1697: è l'anno in cui la Spagna cede alla Francia l'attuale Repubblica di Haiti, la parte più occidentale dell'isola Hispaniola. Francesi e spagnoli erano i colonizzatori, i padroni, e in meno di cinquant'anni erano riusciti a sterminare gli abitanti dell'isola, un dettaglio per loro irrilevante avendo a disposizione un intero continente da saccheggiare per procurarsi tutti gli schiavi di cui avevano bisogno.
Zarité (Tété) Sadella è una bambina di origini guineane quando il francese Toulouse Valmorain, proprietario di una delle più floride piantagioni dell'isola, la compra come schiava per la moglie, la spagnola Eugenia Garcia del Solar. Ne ha 11 quando la violenta. E ne ha 40 quando ci racconta la sua storia.
Scritto nel 2009, è l'ennesimo capolavoro in cui l'autrice attraverso la storia dei suoi personaggi racconta la Storia.
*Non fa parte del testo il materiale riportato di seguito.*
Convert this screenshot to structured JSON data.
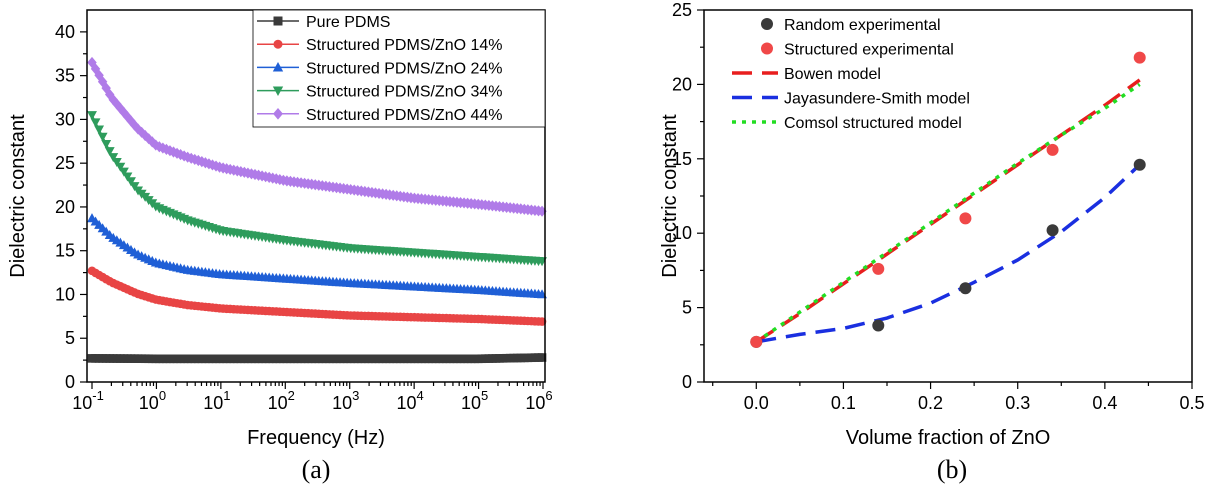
{
  "chart_data": [
    {
      "id": "a",
      "type": "line",
      "panel_label": "(a)",
      "xlabel": "Frequency (Hz)",
      "ylabel": "Dielectric constant",
      "xscale": "log",
      "xlim": [
        0.1,
        1000000
      ],
      "ylim": [
        0,
        42.5
      ],
      "xticks": [
        {
          "value": 0.1,
          "base": "10",
          "exp": "-1"
        },
        {
          "value": 1,
          "base": "10",
          "exp": "0"
        },
        {
          "value": 10,
          "base": "10",
          "exp": "1"
        },
        {
          "value": 100,
          "base": "10",
          "exp": "2"
        },
        {
          "value": 1000,
          "base": "10",
          "exp": "3"
        },
        {
          "value": 10000,
          "base": "10",
          "exp": "4"
        },
        {
          "value": 100000,
          "base": "10",
          "exp": "5"
        },
        {
          "value": 1000000,
          "base": "10",
          "exp": "6"
        }
      ],
      "yticks": [
        "0",
        "5",
        "10",
        "15",
        "20",
        "25",
        "30",
        "35",
        "40"
      ],
      "legend_position": "top-right",
      "series": [
        {
          "name": "Pure PDMS",
          "color": "#3a3a3a",
          "marker": "square",
          "x": [
            0.1,
            1,
            10,
            100,
            1000,
            10000,
            100000,
            1000000
          ],
          "y": [
            2.7,
            2.65,
            2.65,
            2.65,
            2.65,
            2.65,
            2.65,
            2.8
          ]
        },
        {
          "name": "Structured PDMS/ZnO 14%",
          "color": "#e84545",
          "marker": "circle",
          "x": [
            0.1,
            0.2,
            0.5,
            1,
            3,
            10,
            100,
            1000,
            10000,
            100000,
            1000000
          ],
          "y": [
            12.7,
            11.4,
            10.1,
            9.4,
            8.8,
            8.4,
            8.0,
            7.6,
            7.4,
            7.2,
            6.9
          ]
        },
        {
          "name": "Structured PDMS/ZnO 24%",
          "color": "#1f5fd6",
          "marker": "triangle-up",
          "x": [
            0.1,
            0.2,
            0.5,
            1,
            3,
            10,
            100,
            1000,
            10000,
            100000,
            1000000
          ],
          "y": [
            18.7,
            16.6,
            14.6,
            13.6,
            12.8,
            12.3,
            11.8,
            11.3,
            10.9,
            10.5,
            10.0
          ]
        },
        {
          "name": "Structured PDMS/ZnO 34%",
          "color": "#2e9c5c",
          "marker": "triangle-down",
          "x": [
            0.1,
            0.2,
            0.5,
            1,
            3,
            10,
            100,
            1000,
            10000,
            100000,
            1000000
          ],
          "y": [
            30.5,
            26.0,
            22.0,
            20.0,
            18.5,
            17.3,
            16.2,
            15.3,
            14.8,
            14.3,
            13.8
          ]
        },
        {
          "name": "Structured PDMS/ZnO 44%",
          "color": "#b07be8",
          "marker": "diamond",
          "x": [
            0.1,
            0.2,
            0.5,
            1,
            3,
            10,
            100,
            1000,
            10000,
            100000,
            1000000
          ],
          "y": [
            36.5,
            32.5,
            29.0,
            27.0,
            25.7,
            24.5,
            23.0,
            22.0,
            21.0,
            20.3,
            19.5
          ]
        }
      ]
    },
    {
      "id": "b",
      "type": "scatter",
      "panel_label": "(b)",
      "xlabel": "Volume fraction of ZnO",
      "ylabel": "Dielectric constant",
      "xlim": [
        -0.06,
        0.5
      ],
      "ylim": [
        0,
        25
      ],
      "xticks": [
        "0.0",
        "0.1",
        "0.2",
        "0.3",
        "0.4",
        "0.5"
      ],
      "yticks": [
        "0",
        "5",
        "10",
        "15",
        "20",
        "25"
      ],
      "legend_position": "top-left",
      "series": [
        {
          "name": "Random experimental",
          "color": "#3a3a3a",
          "style": "points",
          "x": [
            0,
            0.14,
            0.24,
            0.34,
            0.44
          ],
          "y": [
            2.7,
            3.8,
            6.3,
            10.2,
            14.6
          ]
        },
        {
          "name": "Structured experimental",
          "color": "#f04848",
          "style": "points",
          "x": [
            0,
            0.14,
            0.24,
            0.34,
            0.44
          ],
          "y": [
            2.7,
            7.6,
            11.0,
            15.6,
            21.8
          ]
        },
        {
          "name": "Bowen model",
          "color": "#e81e1e",
          "style": "dash",
          "x": [
            0,
            0.05,
            0.1,
            0.15,
            0.2,
            0.25,
            0.3,
            0.35,
            0.4,
            0.44
          ],
          "y": [
            2.7,
            4.6,
            6.6,
            8.6,
            10.6,
            12.6,
            14.6,
            16.6,
            18.6,
            20.3
          ]
        },
        {
          "name": "Jayasundere-Smith model",
          "color": "#1a2fe0",
          "style": "dash",
          "x": [
            0,
            0.05,
            0.1,
            0.15,
            0.2,
            0.25,
            0.3,
            0.35,
            0.4,
            0.44
          ],
          "y": [
            2.7,
            3.2,
            3.6,
            4.3,
            5.3,
            6.7,
            8.2,
            10.1,
            12.4,
            14.6
          ]
        },
        {
          "name": "Comsol structured model",
          "color": "#22dd22",
          "style": "dot",
          "x": [
            0,
            0.05,
            0.1,
            0.15,
            0.2,
            0.25,
            0.3,
            0.35,
            0.4,
            0.44
          ],
          "y": [
            2.7,
            4.7,
            6.7,
            8.7,
            10.7,
            12.7,
            14.7,
            16.6,
            18.4,
            20.0
          ]
        }
      ]
    }
  ]
}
Non soltanto quella di Haiti, perchè alla prima parte ambientata nell'isola negli anni che vanno dal 1770 al 1793, segue la seconda che riguarda gli anni (1793-1810) in cui padrone e schiava si trasferiscono in Louisiana. Sullo sfondo abbiamo anche la storia della Francia, da Luigi XVI e Maria Antonietta a Napoleone Bonaparte, passando ovviamente attraverso la rivoluzione.
Ai tanti capitoli scritti in terza persona si alternano i pochi in cui è Tété a raccontare. Le azioni e i punti di vista dei bianchi sono tali da avermi fatto vergognare di esserlo. I secoli trascorsi non bastano a ripulirci dalle colpe dei nostri avi, di tutto il male che abbiamo fatto a ogni latitudine e longitudine, trucidando popolazioni, schiavizzandole, spostandole come se non fossero persone, ma oggetti finiti sulla Terra con l'unico scopo di dare beneficio a noi.
Non potremo mai pareggiare il debito che abbiamo contratto.
La Allende racconta il razzismo dell'epoca basato sull'ignoranza dei bianchi, convinti che i neri appartenessero a una specie diversa.
"Aveva sentito dire che i neri soffrono meno e prova ne era che nessun bianco avrebbe retto quello che loro sopportavano e, così come si tolgono i cuccioli alle cagne o i vitelli alle vacche, si potevano separare le schiave dai loro figli; dopo poco tempo si riprendevano dalla perdita e in seguito nemmeno se ne ricordavano"
E dà voce ai pochi che già allora erano consapevoli della disumanità intrinseca al sistema schiavista.
"Le concedo che in un aspetto la razza bianca è superiore: siamo più aggressivi e avidi. Ciò spiega il nostro potere e l’estensione dei nostri imperi"
Descrive un'epoca in cui "si partiva dal presupposto che chi non abusava del potere non meritava di averlo", un concetto mai del tutto superato.
Racconta la storia dell'isola, dal leader haitiano Makandal, che per primo combatté gli schiavisti finendo con l'essere bruciato vivo dai colonialisti nel 1758, all'ex schiavo Toussaint che quarant'anni dopo guidò la rivolta degli schiavi che in seguito portò alla nascita della prima repubblica indipendente di neri, Haiti.
Meravigliosa nel non fare sconti alle religioni ("Il vudù non aveva nulla di terrificante, era un insieme di credenze e rituali come quelli di qualsiasi altra religione, compresa quella cattolica, molto necessario perché dava senso alla miserabile esistenza degli schiavi"), anche con la sua intelligente ironia ("Madame Delphine mi faceva pregare la Vergine Maria, una dea che non balla, piange solamente, perché avevano ucciso suo figlio e perché non aveva conosciuto mai il piacere di stare con un uomo").
Ma soprattutto crea Tété, una protagonista a cui è impossibile non affezionarsi, che si vorrebbe solo abbracciare chiedendole scusa. Le vicissitudini sue e degli altri personaggi schiavizzati, gli abusi, i soprusi e tutte le ingiustizie patite sono invenzioni reali e il fatto che questo romanzo sia un'opera di fantasia non rende meno atroce ciò che narra.